JAKARTA, PEDOMANMEDIA - Setelah vaksinasi justru laju penyebaran Covid-19 meningkat tajam. Para ahli WHO mengonfirmasi, kenaikan kasus usai vaksin bukan karena tak efektifnya vaksinasi.

Organisasi Kesehatan Dunia (WHO) menyebutkan, orang yang terinfeksi setelah divaksin cenderung hanya mengalami gejala ringan. Bahkan beberapa studi menemukan tanpa gejala.

Ahli penyakit infeksi dari WHO, Dr Katherine O'Brien, menegaskan kasus breakthrough infection terjadi karena masalah imun. Faktor lain karena kian populatifnya varian.

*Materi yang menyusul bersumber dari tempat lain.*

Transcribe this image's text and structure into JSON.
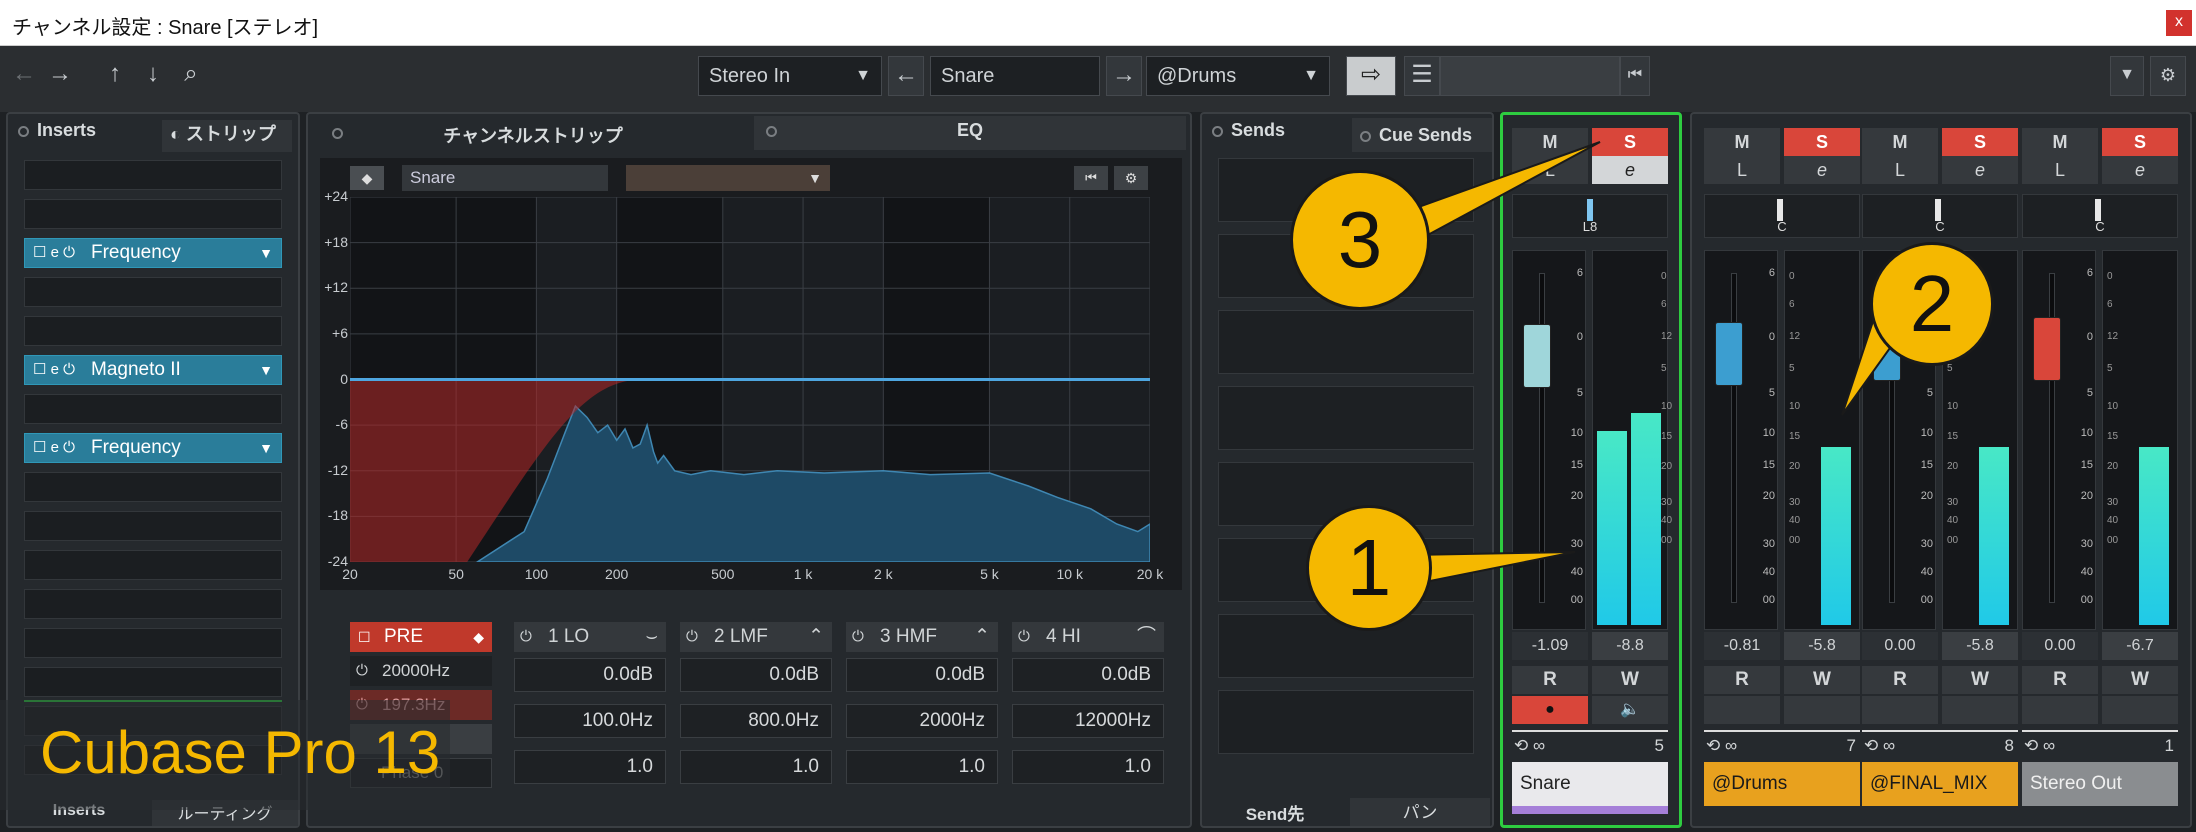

"Ini bukan hal yang umum dan risikonya tidak merata di semua populasi. Ada kelompok tertentu, misalnya punya masalah imun atau umurnya sudah tua, yang lebih berisiko mengalami breakthrough infection," kata Katherine seperti dikutip dari situs resmi WHO, Sabtu (14/8/2021).

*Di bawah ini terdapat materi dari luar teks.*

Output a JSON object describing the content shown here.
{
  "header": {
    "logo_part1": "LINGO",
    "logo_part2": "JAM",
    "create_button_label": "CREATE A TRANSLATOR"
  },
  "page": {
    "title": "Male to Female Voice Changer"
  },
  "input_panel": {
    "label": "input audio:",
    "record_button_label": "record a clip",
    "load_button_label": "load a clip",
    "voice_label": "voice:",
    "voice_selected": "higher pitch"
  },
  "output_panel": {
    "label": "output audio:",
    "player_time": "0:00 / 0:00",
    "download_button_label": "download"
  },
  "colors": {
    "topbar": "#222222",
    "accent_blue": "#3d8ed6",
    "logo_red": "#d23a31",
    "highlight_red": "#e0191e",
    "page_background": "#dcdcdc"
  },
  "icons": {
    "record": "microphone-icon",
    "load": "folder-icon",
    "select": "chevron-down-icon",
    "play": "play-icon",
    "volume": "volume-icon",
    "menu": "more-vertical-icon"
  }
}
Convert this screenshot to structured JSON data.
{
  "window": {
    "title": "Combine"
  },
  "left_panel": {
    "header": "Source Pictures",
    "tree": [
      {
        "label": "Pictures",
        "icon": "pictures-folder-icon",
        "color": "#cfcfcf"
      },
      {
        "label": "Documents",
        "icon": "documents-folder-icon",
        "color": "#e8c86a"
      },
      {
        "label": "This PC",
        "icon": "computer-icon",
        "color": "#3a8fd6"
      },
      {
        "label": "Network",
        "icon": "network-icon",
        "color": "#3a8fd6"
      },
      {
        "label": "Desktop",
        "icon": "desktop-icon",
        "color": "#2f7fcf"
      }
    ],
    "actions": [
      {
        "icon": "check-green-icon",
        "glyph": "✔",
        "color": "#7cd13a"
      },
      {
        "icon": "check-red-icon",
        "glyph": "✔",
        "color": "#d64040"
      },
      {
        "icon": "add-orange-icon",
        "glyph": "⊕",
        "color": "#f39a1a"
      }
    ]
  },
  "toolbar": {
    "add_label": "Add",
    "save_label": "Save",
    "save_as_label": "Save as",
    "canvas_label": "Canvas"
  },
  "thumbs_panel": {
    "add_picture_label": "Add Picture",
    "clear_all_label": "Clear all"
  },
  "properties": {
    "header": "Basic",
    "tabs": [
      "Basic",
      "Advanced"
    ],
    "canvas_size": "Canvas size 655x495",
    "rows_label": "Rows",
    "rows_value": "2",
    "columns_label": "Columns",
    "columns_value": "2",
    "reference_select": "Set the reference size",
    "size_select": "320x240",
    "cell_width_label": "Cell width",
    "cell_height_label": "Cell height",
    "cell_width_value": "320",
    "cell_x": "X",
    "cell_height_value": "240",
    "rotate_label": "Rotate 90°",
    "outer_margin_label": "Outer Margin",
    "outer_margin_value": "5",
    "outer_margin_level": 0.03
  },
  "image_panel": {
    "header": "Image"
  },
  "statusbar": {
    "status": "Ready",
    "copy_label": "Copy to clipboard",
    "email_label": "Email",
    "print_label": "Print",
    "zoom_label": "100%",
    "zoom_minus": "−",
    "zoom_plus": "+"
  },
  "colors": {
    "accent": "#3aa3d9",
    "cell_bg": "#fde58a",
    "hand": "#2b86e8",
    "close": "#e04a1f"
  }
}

Faktor yang diduga membuat semakin banyak kasus breakthrough infection saat ini dijelaskan Katherine adalah karena kelalaian dan varian.

Ramainya program vaksinasi saat ini kemungkinan membuat orang-orang jadi lebih merasa aman sehingga mulai melonggarkan disiplin protokol kesehatan. Di lain sisi berbagai varian COVID-19 yang lebih mudah menular bermunculan, meningkatkan risiko keterpaparan.

"Kita melihat lebih banyak kasus breakthrough infection, sebagian karena orang-orang berhenti melakukan langkah pencegahan penyebaran virus," papar Katherine.

"Jadi saat virusnya sendiri berkembang dengan kecepatan dan frekuensi yang lebih tinggi, orang-orang semakin banyak terekspos, termasuk di antaranya yang sudah divaksinasi," pungkasnya.